Lalu, dalam perjalanan waktu, selalu diperbaiki oleh generasi-generasi raja berikutnya, dengan dukungan pihak Pemerintah Kota (Pemkot) Solo.
"Dari PB III yang mendirikan, dilanjutkan PB IV, dan seterusnya, hingga PB X yang menyempurnakan," katanya ketika diwawancara TribunSolo.com di masjid tersebut, Kamis (5/5/2016).
Oleh pihak keraton, masjid itu sering digunakan untuk acara-acara tradisi Islami.
Antara lain, acara sekaten, malam selikuran, dan garebek Syawal.
Basyid menambahkan, Masjid Agung Surakarta memiliki corak yang khas berdasar perpaduan berbagai kebudayaan.

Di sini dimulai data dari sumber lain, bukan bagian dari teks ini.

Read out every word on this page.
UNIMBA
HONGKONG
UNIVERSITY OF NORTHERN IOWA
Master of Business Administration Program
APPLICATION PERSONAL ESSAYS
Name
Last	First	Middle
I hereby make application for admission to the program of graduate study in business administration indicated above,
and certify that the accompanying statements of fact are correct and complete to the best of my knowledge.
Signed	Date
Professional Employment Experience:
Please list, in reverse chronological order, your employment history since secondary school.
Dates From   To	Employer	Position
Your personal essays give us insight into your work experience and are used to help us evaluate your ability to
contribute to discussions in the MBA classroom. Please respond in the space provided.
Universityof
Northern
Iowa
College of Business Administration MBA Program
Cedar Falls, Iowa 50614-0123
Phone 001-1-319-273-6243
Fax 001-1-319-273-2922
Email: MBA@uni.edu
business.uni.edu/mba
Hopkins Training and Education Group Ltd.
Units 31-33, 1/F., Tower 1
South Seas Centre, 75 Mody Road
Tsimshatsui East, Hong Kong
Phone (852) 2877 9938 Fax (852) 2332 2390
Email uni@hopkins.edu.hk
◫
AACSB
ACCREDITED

Corak Islami, Jawa, Arab, Persia (Timur Tengah), dan Belanda disatukan ke dalam masjid tersebut.
Unsur Kejawaan dapat dilihat pada bangunan masjid utama yang berupa joglo (rumah adat Jawa).
Corak Arab dapat disaksikan pada prasasti di dalam masjid utama.
Sedangkan unsur khas budaya Timur Tengah dapat dilihat pada bangunan menara dan gapura yang dibangun oleh PB X.
Basyid mengatakan, dahulu PB X terinspirasi oleh bangunan Timur Tengah.